In all cases, the file (whether local or from a streaming source) goes to the RoonCore first, it is processed and then sent to the endpoint/DAC.
When we say processed, it is turned into PCM and any DSP applied. This results in a processed file much much larger than the incoming file, whether local or streaming. One of the reasons why having the core connected via Ethernet is important.
Not quite sure what you asking, but, I do not see any processing difference in my Signal Path for a 24/96 file, from my local drive, from Qobuz, or from Tidal MQA. Using Rock i5 NUC.
Roon’s approach is certainly more demanding of local network bandwidth. It’s one reason Roon users complain of streaming service playback stuttering while their native Qobuz/Tidal apps play without issue.
You’ve got a source and a destination. In the middle is Roon Core.
If your source is a file it is unpacked, sent through any DSP, converted to the destination protocol (Airplay, Chrome Cast, RAAT, etc.) and put on the wire in that direction.
If your source is streaming the only difference is, instead of unpacking a file from disk, it’s unpacking the incoming stream. The rest is the same.
What leaves Roon Core is always the same regardless of source.

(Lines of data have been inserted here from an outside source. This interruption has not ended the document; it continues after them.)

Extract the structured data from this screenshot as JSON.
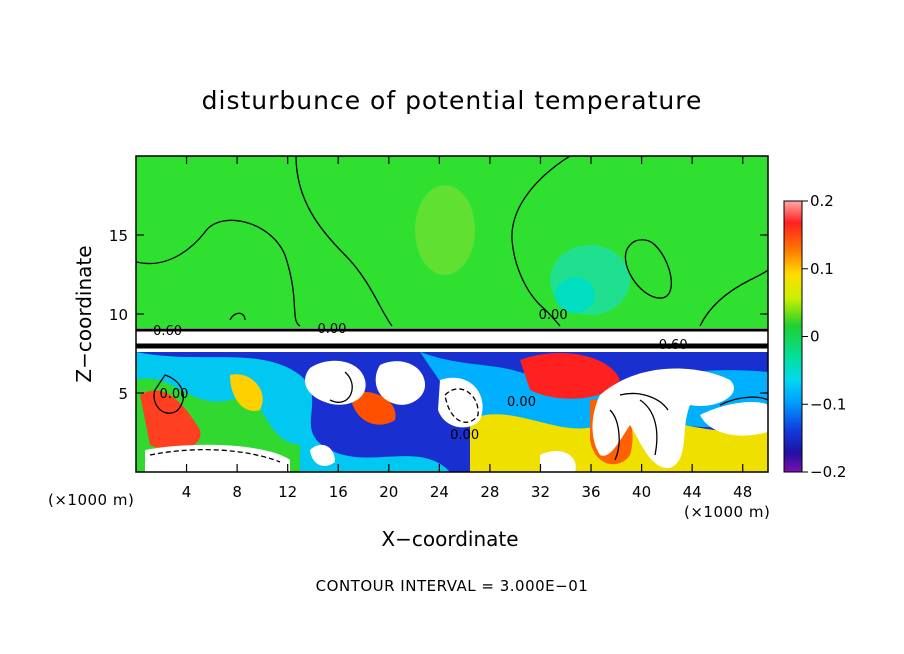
{
  "chart_data": {
    "type": "heatmap",
    "title": "disturbunce of potential temperature",
    "xlabel": "X−coordinate",
    "ylabel": "Z−coordinate",
    "x_unit": "(×1000 m)",
    "y_unit": "(×1000 m)",
    "xlim": [
      0,
      50
    ],
    "ylim": [
      0,
      20
    ],
    "x_ticks": [
      4,
      8,
      12,
      16,
      20,
      24,
      28,
      32,
      36,
      40,
      44,
      48
    ],
    "y_ticks": [
      5,
      10,
      15
    ],
    "colorbar": {
      "range": [
        -0.2,
        0.2
      ],
      "tick_labels": [
        "0.2",
        "0.1",
        "0",
        "−0.1",
        "−0.2"
      ],
      "tick_values": [
        0.2,
        0.1,
        0,
        -0.1,
        -0.2
      ]
    },
    "contour_interval": "CONTOUR INTERVAL = 3.000E−01",
    "contour_labels": [
      {
        "text": "0.60",
        "x": 2.5,
        "y": 9.0
      },
      {
        "text": "0.00",
        "x": 15.5,
        "y": 9.1
      },
      {
        "text": "0.00",
        "x": 33,
        "y": 10.0
      },
      {
        "text": "0.60",
        "x": 42.5,
        "y": 8.1
      },
      {
        "text": "0.00",
        "x": 3,
        "y": 5.0
      },
      {
        "text": "0.00",
        "x": 30.5,
        "y": 4.5
      },
      {
        "text": "0.00",
        "x": 26,
        "y": 2.4
      }
    ],
    "regions": [
      {
        "z_range": [
          9.3,
          20
        ],
        "description": "upper layer near 0 (green), cyan patch near x=34–38"
      },
      {
        "z_range": [
          8.0,
          9.3
        ],
        "description": "strong inversion band, values outside colour range (white)"
      },
      {
        "z_range": [
          0,
          8.0
        ],
        "description": "turbulent lower layer spanning −0.2 to 0.2 with saturated regions"
      }
    ]
  },
  "colors": {
    "upper": "#30e030",
    "high": "#ff3030",
    "low": "#1010c0"
  }
}
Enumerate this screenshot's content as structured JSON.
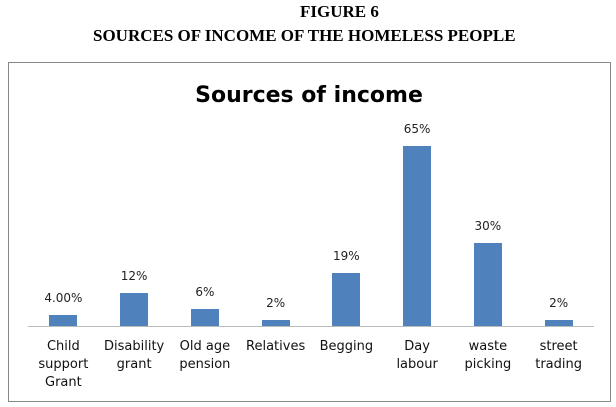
{
  "figure_label": "FIGURE 6",
  "caption": "SOURCES OF INCOME OF THE HOMELESS PEOPLE",
  "chart_data": {
    "type": "bar",
    "title": "Sources of income",
    "categories": [
      "Child support Grant",
      "Disability grant",
      "Old age pension",
      "Relatives",
      "Begging",
      "Day labour",
      "waste picking",
      "street trading"
    ],
    "values": [
      4,
      12,
      6,
      2,
      19,
      65,
      30,
      2
    ],
    "value_labels": [
      "4.00%",
      "12%",
      "6%",
      "2%",
      "19%",
      "65%",
      "30%",
      "2%"
    ],
    "color": "#4f81bd"
  }
}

I’m investigating using a modified PC to run ROCK, so was interested to know if streaming is similar to local files in terms of workload
I.e. is it worth the faff it’s got 4x LPS!
Anyway, I got it (FrankenPC) running into my KEF LS50W earlier
With my Nucleus on my normal account/iPad and it on a trial account/iPhone it was easy to flick between tracks to compare
Verdict: difficult - one was definitely louder than the other, but the volume did seem to change once or twice
It was sitting on the dining table with a dodgy 20m coil of Cat5 back to a switch - so I moved it all downstairs to be fed from the same clean mains and with a decent Cat6 into the same audio switch as the nucleus - bloody thing refused to start! So I’ve given up until tomorrow…
We do not let the endpoints play the “file”, whether it is on your disk locally or in the cloud from TIDAL. That is a thing UPnP does, and we despise that idea. From the post I just linked, I will copy the relevant parts related to connecting up the file directly with the streamer here:
UPnP requires codec support on the endpoint, therefore making different endpoints support a different subset > - of whats out there. This also puts a burden of patent licensing on the manufacturer.
UPnP has no good solution for streaming proprietary/unsupported/new formats
UPnP creates an ecosystem of lowest common denominator support
The Roon Core always transforms/decodes the content from the source, applies any DSP that it was configured to do, and streams a “raw” format like PCM or DSD to the endpoint, supporting whatever limitations it (and Roon) supports (sample rate, format, etc…).